If someone wants to give me some guidance on where this change could fit in and what the best way is to specifically distinguish this error, I would probably be able to contribute changes in this direction.
Specifically, I wonder if we could work around this issue by avoiding SELECT * (and RETURNING *) clauses.
That's correct. You should only be seeing that error if you've made changes that affect the query plan of existing queries.
Looking back at this issue, there isn't any reason why we shouldn't capture that error and re-prepare the query. Similar to what's described here: https://github.com/launchbadge/sqlx/issues/1250#issuecomment-878249285
Hey, I would also be really interested in a solution here. We change our tables dynamically quiet often (It's a low-code platform) and with that, we now getting this error more and more...

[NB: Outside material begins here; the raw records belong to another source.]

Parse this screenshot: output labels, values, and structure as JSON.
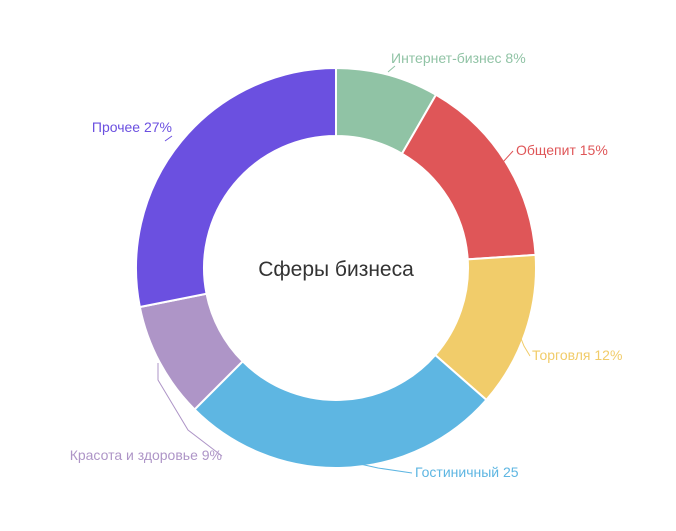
{
  "chart_data": {
    "type": "pie",
    "title": "Сферы бизнеса",
    "slices": [
      {
        "label": "Интернет-бизнес 8%",
        "value": 8,
        "color": "#90c3a5"
      },
      {
        "label": "Общепит 15%",
        "value": 15,
        "color": "#df5658"
      },
      {
        "label": "Торговля 12%",
        "value": 12,
        "color": "#f1cc6a"
      },
      {
        "label": "Гостиничный 25",
        "value": 25,
        "color": "#5eb6e2"
      },
      {
        "label": "Красота и здоровье 9%",
        "value": 9,
        "color": "#ae95c7"
      },
      {
        "label": "Прочее 27%",
        "value": 27,
        "color": "#6b50e0"
      }
    ]
  }
}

This issue seems to have been open for a while and is increasingly affecting a number of users, including @Roba1993 and myself. Given the significant impact it has on production environments, especially for those of us with frequent change on database schemas, it would be beneficial to prioritize a solution. Right now we have to set .statement_cache_capacity(0), which is ... suboptimal.
@mehcode Is there a chance to get this error/request into your backlog within launchbadge?